The loss value of YOLOv5 includes position loss, confidence loss and class loss. Figure 7 shows the convergence curve of loss value after 100 iterations of training. The results show that our model achieved a good fitting effect.

The confusion matrix indicates the classification accuracy. It can be seen that the detection accuracy of face and mask classes were 0.90 and 0.98, respectively.

Figure 8 shows the performance metrics of YOLOv5 model for mask wearing recognition. After 100 iterations, the model achieved convergence. During model training, accuracy and recall rate improved stably, and the mAP remained at a high level. The maximum precision, recall, and mAP of the trained model reached 0.987, 0.996 and 0.981, respectively.

On a test set of 349 random images, the P-R curve was drawn for our model by calculating the highest accuracy under different recall rates (Figure 9). The test results show that our model recognized objects quickly in practical application, and basically met the speed requirements of real-time detection.

The training results demonstrate the high detection accuracy of our model. No object was missed by the model, despite the high number of objects in the images. The model also effectively filtered interferences like mouth covering by hands or clothes.

The proposed YOLOv5 algorithm, a real-time detection method, reached a speed of 130 f/s and an accuracy rate of about 95%. Meanwhile, it lowered the performance requirements of the hardware, and controlled the amount of calculation, thus meeting the needs of real-time detection.

Figure 10 and Figure 11 show the results of the UI interface, which supports the functions of image mask wearing detection, video mask wearing detection and camera real-time mask wearing detection. The results of image mask wearing detection show that our model can accurately identify the mask wearers and non-mask wearers, in the face of dense crowds. Hence, YOLOv5 algorithm is superior in mask wearing detection.

To further validates its superiority, our algorithm was compared with SSD, fast-R-CNN and YOLOv3, three common target detectors, using the control variate technique. The results are displayed in Table 1. The comparison shows that our algorithm significantly outshines the other algorithms in mAP and recognition speed. The excellent performance is realized with a small size, low cost, and high efficiency.

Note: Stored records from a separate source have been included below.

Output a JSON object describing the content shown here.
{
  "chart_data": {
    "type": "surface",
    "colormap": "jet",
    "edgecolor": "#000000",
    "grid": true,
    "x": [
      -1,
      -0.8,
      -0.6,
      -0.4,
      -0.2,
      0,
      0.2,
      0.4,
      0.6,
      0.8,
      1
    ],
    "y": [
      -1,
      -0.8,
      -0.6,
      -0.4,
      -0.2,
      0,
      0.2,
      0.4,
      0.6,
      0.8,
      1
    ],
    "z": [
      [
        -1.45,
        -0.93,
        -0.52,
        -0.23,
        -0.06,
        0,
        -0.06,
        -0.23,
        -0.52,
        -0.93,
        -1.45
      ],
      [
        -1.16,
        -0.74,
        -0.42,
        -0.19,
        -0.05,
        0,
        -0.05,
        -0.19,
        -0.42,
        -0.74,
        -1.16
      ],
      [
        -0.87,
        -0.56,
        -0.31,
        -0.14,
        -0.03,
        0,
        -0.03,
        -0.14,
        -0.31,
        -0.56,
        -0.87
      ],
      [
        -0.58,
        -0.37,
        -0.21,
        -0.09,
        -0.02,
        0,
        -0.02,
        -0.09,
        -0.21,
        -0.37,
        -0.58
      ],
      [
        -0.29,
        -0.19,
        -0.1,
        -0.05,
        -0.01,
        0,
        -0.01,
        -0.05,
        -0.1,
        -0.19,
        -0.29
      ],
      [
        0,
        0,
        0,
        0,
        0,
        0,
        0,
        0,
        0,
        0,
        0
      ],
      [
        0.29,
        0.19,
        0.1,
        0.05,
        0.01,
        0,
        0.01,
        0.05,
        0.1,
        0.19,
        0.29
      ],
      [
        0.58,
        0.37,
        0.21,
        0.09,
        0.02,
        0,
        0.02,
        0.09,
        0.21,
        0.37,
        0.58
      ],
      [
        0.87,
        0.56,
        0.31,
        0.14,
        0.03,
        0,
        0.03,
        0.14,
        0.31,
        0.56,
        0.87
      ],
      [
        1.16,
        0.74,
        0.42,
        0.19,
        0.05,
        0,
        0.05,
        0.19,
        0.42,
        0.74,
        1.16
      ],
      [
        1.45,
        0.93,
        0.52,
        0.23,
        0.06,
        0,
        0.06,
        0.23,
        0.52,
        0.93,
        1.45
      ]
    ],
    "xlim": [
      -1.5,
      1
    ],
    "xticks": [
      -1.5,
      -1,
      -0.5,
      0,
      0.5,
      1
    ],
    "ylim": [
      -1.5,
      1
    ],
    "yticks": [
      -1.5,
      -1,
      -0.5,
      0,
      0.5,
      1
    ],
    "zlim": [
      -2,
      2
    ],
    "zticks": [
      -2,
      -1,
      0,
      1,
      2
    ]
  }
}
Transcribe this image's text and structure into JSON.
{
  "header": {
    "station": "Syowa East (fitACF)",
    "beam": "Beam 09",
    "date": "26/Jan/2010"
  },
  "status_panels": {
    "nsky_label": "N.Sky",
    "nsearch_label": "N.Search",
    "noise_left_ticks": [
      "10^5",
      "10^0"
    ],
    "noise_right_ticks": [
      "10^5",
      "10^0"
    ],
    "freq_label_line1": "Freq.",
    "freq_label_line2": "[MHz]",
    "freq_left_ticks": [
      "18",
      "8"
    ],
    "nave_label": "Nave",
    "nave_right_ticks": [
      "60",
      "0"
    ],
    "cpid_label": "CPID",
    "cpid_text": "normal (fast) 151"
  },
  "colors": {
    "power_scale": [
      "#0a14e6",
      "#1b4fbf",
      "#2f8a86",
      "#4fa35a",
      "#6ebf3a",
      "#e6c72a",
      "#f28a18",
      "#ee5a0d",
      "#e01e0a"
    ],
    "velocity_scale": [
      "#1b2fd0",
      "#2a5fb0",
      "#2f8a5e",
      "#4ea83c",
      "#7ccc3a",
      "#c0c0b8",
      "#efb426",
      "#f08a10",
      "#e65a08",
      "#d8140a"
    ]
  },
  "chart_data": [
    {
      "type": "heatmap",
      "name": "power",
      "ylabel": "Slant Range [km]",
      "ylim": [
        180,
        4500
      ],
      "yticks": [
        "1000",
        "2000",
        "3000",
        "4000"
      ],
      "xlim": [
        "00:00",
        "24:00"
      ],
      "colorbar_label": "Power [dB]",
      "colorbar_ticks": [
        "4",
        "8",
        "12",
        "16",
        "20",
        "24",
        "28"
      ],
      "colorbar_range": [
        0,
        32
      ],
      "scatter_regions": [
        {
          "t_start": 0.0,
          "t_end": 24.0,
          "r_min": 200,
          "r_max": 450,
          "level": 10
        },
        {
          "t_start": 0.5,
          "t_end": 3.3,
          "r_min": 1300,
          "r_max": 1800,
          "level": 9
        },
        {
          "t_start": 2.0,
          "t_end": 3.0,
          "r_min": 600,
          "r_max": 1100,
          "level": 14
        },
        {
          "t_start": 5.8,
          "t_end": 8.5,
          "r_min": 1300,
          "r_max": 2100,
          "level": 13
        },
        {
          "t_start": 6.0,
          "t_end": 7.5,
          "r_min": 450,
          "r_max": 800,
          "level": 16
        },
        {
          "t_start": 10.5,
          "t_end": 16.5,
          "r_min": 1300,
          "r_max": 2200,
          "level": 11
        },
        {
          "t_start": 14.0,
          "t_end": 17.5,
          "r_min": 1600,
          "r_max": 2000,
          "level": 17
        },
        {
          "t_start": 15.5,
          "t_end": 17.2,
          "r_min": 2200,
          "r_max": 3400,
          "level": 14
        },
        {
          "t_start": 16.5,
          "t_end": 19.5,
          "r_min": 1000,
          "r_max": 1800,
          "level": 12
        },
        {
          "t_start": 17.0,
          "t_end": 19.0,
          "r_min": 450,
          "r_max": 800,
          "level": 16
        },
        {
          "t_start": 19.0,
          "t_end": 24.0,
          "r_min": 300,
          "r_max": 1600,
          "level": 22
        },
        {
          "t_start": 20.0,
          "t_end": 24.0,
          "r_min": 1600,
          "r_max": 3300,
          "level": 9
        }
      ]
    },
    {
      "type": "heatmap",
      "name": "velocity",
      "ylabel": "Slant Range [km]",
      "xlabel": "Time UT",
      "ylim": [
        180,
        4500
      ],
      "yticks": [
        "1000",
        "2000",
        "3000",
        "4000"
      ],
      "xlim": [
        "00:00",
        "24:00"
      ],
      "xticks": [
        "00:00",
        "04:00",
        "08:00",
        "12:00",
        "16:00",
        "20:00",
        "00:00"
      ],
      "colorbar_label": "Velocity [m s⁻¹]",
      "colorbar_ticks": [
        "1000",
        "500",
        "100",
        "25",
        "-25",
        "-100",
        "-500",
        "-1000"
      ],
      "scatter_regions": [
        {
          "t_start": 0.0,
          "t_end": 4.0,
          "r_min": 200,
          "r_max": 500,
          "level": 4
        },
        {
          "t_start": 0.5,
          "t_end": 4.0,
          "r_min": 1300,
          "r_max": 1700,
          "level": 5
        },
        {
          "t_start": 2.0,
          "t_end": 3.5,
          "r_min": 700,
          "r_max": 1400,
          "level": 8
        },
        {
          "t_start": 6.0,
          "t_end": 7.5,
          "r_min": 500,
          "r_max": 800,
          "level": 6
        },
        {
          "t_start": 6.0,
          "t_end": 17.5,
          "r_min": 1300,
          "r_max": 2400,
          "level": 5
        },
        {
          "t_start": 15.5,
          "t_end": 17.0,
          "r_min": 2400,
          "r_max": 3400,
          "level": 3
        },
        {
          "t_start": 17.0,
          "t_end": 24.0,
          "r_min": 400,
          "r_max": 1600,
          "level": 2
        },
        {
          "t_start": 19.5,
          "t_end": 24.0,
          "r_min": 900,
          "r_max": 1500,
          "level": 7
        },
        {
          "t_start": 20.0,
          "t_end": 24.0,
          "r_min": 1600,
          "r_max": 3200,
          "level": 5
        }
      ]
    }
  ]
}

This study proposes a YOLOv5-based mask wearing identification approach, and develops and applies a lightweight YOLOv5 enhanced network to enhance target detection speed and accuracy while minimizing model parameters. K-means++ clustering is applied to customize the datasets, and the anchor box size of the target samples is optimized. Experiments demonstrate that even in complicated situations, the model maintains good accuracy, detection speed, and robustness. The algorithm performs well in terms of multiple targets, quick detection times, and small model parameters.

The model may considerably reduce dependence on the hardware environment, compress and accelerate reasoning speed, maximize model accuracy, and best suit the needs of actual applications. It can be used in conjunction with the mask wearing identification system to provide efficient public health protection monitoring, advance the intellectualization, scientific level, and humanization of the mask wearing detection process, and is crucial for fostering a secure environment in public.

There are still a few missed detections and false detections in the real detection because of uneven illumination, target occlusion, dense crowd, and other issues. We will continue to investigate this issue and contribute appropriately to the prevention and management of epidemics in the future. In addition to figuring out how to effectively deploy the mobile terminal model, the follow-up work will also verify and enhance the suggested model in real-world applications. At the same time, the integration of mask wearing and other related functions will result in a more functional safety and health supervision system, better suited to the current societal demands.